A brownbanded bamboo shark seems to have fertilized her eggs with sperm she held onto for 45 months, according to researchers at the California Academy of Sciences. That's the stingiest sperm storage ever seen in any species of shark.
But when they decided to take a closer look in 2010, they found that two of the egg casings were housing healthy shark embryos. One of them survived, and in 2012 a healthy shark pup was born.
But who's that shark's daddy? The only male in the whole tank was a Javenese cownose ray, and the pup born was definitely no shark-ray hybrid.
The researchers knew it could be a case of parthenogenesis, where a female that usually reproduces sexually is able to create offspring on her own.

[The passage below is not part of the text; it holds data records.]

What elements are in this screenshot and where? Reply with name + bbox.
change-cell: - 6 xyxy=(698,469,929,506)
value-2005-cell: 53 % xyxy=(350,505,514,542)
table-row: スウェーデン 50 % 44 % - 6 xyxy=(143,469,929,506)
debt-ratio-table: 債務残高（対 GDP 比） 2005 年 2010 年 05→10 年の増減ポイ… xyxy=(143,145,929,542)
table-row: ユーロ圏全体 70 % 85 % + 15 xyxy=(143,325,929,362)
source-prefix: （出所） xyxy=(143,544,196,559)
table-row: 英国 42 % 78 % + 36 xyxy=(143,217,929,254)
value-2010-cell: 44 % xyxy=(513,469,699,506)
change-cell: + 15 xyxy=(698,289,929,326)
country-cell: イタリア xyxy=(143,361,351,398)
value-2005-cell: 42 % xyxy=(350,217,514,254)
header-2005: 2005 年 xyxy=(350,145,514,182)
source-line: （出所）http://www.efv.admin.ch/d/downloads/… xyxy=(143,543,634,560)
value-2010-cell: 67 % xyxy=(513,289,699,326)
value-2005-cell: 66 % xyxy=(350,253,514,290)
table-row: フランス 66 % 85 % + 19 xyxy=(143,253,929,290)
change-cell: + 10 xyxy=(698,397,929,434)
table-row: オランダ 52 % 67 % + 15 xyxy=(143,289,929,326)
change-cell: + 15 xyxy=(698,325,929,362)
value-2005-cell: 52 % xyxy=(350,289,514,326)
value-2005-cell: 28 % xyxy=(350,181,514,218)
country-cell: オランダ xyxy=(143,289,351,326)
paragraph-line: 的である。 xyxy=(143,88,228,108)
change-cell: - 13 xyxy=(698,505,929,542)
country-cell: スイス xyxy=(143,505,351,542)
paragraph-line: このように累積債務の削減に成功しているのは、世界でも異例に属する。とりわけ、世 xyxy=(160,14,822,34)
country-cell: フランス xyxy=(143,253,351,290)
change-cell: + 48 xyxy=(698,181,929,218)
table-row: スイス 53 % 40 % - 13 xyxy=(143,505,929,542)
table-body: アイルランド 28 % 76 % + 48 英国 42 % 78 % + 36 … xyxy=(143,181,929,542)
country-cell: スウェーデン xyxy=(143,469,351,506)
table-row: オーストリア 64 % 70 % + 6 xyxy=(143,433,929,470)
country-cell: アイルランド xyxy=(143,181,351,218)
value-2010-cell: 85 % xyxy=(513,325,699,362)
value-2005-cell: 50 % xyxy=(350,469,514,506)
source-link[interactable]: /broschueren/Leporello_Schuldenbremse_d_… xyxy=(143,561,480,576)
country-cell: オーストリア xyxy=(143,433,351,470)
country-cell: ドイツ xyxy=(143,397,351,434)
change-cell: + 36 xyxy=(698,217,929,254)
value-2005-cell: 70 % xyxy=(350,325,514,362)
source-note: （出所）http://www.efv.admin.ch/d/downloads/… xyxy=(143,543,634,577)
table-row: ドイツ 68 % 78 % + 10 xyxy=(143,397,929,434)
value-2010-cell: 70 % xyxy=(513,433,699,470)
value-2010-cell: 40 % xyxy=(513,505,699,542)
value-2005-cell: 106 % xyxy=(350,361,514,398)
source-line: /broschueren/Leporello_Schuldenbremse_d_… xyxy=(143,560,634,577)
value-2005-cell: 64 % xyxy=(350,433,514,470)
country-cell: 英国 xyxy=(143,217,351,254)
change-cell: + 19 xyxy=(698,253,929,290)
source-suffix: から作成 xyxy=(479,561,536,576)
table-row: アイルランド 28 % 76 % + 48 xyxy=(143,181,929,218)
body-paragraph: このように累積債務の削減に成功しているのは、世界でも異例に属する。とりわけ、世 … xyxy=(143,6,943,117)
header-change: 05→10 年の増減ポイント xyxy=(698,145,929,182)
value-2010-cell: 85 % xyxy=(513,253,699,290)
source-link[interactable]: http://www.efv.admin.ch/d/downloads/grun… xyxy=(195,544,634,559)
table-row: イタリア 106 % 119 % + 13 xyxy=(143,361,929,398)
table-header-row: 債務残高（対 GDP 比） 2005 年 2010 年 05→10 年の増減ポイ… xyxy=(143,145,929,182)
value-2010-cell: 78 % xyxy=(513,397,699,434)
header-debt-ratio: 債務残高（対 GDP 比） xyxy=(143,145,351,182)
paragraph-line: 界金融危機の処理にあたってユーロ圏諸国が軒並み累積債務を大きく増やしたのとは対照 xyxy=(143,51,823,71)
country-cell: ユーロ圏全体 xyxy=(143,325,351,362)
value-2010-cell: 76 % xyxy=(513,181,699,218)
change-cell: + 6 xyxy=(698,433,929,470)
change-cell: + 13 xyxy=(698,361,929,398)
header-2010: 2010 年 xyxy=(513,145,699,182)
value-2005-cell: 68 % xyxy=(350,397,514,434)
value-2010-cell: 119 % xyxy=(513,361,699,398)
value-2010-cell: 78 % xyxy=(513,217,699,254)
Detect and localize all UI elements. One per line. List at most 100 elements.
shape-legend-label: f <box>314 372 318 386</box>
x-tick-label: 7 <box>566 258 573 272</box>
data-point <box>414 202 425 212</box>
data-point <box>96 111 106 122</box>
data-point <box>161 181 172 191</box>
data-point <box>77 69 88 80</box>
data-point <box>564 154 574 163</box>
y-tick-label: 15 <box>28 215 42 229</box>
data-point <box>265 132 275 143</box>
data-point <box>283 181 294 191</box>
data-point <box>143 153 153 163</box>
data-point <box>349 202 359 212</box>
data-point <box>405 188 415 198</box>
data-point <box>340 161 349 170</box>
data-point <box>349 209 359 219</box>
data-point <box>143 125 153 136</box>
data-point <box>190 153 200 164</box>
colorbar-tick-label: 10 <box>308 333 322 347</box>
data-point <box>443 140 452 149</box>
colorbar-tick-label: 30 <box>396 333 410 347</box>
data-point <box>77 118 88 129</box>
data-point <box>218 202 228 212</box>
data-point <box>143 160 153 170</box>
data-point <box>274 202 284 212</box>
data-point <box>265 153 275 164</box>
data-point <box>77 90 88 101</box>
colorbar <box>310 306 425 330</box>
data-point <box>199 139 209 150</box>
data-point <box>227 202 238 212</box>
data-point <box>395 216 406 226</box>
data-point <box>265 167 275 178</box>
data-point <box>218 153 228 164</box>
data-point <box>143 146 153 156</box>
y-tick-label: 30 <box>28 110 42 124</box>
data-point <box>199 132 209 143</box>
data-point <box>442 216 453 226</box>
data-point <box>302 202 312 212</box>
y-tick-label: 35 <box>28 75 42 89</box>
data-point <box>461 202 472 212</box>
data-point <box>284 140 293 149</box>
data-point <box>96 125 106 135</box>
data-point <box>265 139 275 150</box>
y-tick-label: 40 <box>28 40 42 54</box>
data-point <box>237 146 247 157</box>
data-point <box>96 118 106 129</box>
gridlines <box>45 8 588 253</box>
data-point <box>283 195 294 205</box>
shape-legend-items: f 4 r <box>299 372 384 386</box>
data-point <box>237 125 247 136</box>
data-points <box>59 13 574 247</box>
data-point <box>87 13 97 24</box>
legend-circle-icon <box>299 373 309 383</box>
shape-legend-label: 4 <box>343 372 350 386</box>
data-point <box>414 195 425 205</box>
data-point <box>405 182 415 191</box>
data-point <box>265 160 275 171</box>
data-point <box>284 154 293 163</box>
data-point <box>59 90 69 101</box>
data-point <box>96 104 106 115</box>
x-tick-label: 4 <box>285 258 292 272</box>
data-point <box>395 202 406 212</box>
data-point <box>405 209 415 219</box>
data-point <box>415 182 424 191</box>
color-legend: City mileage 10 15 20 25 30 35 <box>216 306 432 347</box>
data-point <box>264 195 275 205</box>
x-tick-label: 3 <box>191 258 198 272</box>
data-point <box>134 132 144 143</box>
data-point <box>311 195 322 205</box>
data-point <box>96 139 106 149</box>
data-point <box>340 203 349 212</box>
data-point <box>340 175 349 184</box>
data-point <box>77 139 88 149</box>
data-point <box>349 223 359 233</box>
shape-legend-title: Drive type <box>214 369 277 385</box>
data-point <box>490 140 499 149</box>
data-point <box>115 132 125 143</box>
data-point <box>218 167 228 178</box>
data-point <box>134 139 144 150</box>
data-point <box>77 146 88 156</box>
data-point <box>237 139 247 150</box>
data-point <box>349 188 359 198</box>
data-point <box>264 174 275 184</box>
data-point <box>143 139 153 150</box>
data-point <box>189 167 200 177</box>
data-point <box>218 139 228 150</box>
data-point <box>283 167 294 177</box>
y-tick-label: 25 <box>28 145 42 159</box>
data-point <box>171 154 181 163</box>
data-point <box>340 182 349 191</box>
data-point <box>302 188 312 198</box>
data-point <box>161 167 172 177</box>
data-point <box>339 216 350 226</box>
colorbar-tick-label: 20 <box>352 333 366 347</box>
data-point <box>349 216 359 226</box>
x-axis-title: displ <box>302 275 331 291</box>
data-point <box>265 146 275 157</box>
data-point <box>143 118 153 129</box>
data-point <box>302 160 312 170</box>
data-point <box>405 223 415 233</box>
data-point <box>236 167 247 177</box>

It's not common, but it's been observed in four shark species before, as well as in other animals. So they examined the pup's DNA to see if it showed signs of being a clone or half-clone of its mother.
Instead the Chiloscyllium punctatum (commonly known as a brownbanded bamboo shark) was shown to have two parents, leading scientists to conclude that the pup was simply the result of a very patient mom.
The last time any of the pup's potential mothers had contact with a compatible mate was in 2007 -- nearly four years before the pup's birth.
This is an unusually long example of sperm storage in captivity (and the first for this particular species), but this is a trick sharks are known to pull. Some seem to be able to store sperm just outside of their ovaries after mating, allowing them to mate successfully even if they're not ovulating at the time, or if their environmental conditions or health aren't optimal.
Just how sharks manage to stave off reproduction until the right moment -- and how some of them manage to do it without male intervention -- is something that conservationists are eager to understand.
"Questions remain," Moisés A. Bernal, a doctoral candidate and researcher in the academy's Ichthyology Department, said in a statement. "We know that several species of sharks have reproductive tricks like storing sperm or reproducing by parthenogenesis in the absence of males, but we need to know when and how these alternate techniques are triggered. Understanding these mechanisms -- and how they impact genetic diversity -- could be vital for the future of shark conservation."